- Born: Dominicus Jacobus Weesie 12 October 1969 (age 56) Rotterdam, Netherlands
- Other name: Fleischbaum
- Occupations: Journalist, broadcaster and presenter

= Dominique Weesie =

Dutch journalist, founder of GeenStijl and PowNed

Dominicus Jacobus "Dominique" Weesie (born 12 October 1969) is a Dutch journalist and founder of the weblog site GeenStijl and public broadcasting association PowNed.

==Biography==
After finishing his HAVO education at the Krimpenerwaard College Weesie began studying at the School for Journalism in Utrecht in 1988, but he did not finish his studies. As an intern he worked at the Rotterdams Dagblad newspaper between 1991 and 1993. After 1991 he became a political reporter at the newspaper De Telegraaf and stayed in this position until 2006 when he began working full-time for GeenStijl.

== GeenStijl ==
In 2003 Weesie founded a weblog with De Telegraaf colleague Romke Spierdijk which evolved into the Geenstijl site. On the site he was known under his pseudonym Fleischbaum. Until 2009 he was general director and editor-in-chief of GeenStijl.

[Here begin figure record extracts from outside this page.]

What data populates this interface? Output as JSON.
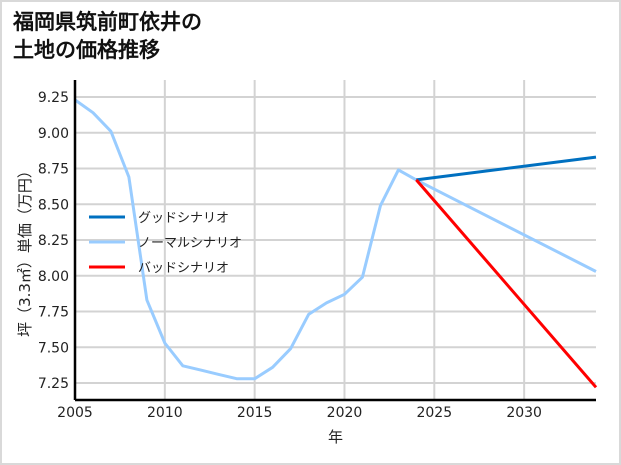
{
  "title_line1": "福岡県筑前町依井の",
  "title_line2": "土地の価格推移",
  "chart_data": {
    "type": "line",
    "title": "福岡県筑前町依井の土地の価格推移",
    "xlabel": "年",
    "ylabel": "坪（3.3㎡）単価（万円）",
    "xlim": [
      2005,
      2034
    ],
    "ylim": [
      7.13,
      9.3
    ],
    "x_ticks": [
      2005,
      2010,
      2015,
      2020,
      2025,
      2030
    ],
    "y_ticks": [
      7.25,
      7.5,
      7.75,
      8.0,
      8.25,
      8.5,
      8.75,
      9.0,
      9.25
    ],
    "y_tick_labels": [
      "7.25",
      "7.50",
      "7.75",
      "8.00",
      "8.25",
      "8.50",
      "8.75",
      "9.00",
      "9.25"
    ],
    "grid": true,
    "legend_position": "center-left",
    "series": [
      {
        "name": "グッドシナリオ",
        "color": "#0070c0",
        "x": [
          2024,
          2034
        ],
        "values": [
          8.67,
          8.83
        ]
      },
      {
        "name": "ノーマルシナリオ",
        "color": "#99ccff",
        "x": [
          2005,
          2006,
          2007,
          2008,
          2009,
          2010,
          2011,
          2012,
          2013,
          2014,
          2015,
          2016,
          2017,
          2018,
          2019,
          2020,
          2021,
          2022,
          2023,
          2024,
          2034
        ],
        "values": [
          9.23,
          9.14,
          9.01,
          8.69,
          7.83,
          7.53,
          7.37,
          7.34,
          7.31,
          7.28,
          7.28,
          7.36,
          7.49,
          7.73,
          7.81,
          7.87,
          7.99,
          8.49,
          8.74,
          8.67,
          8.03
        ]
      },
      {
        "name": "バッドシナリオ",
        "color": "#ff0000",
        "x": [
          2024,
          2034
        ],
        "values": [
          8.67,
          7.22
        ]
      }
    ]
  }
}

On 27 May 2009 it became known that Weesie was leaving GeenStijl.

On 26 January 2011 Weesie was named the Blogger of the Decade by the Dutch Bloggies foundation.

== PowNed ==
In 2009 Weesie founded the public broadcaster PowNed (Dutch: Publieke Omroep Weldenkend Nederland En Dergelijke) which got airtime on 6 September 2010. He is the chairman of PowNed and presents the actuality programme PowNews.

== Controversy ==
Weesie was criticized by online publication Joop.nl for allegedly having fabricated a controversial remark by an anti-Zwarte Piet demonstrator. This assertion was copied from Weesie and subsequently retracted by newspaper NRC Handelsblad.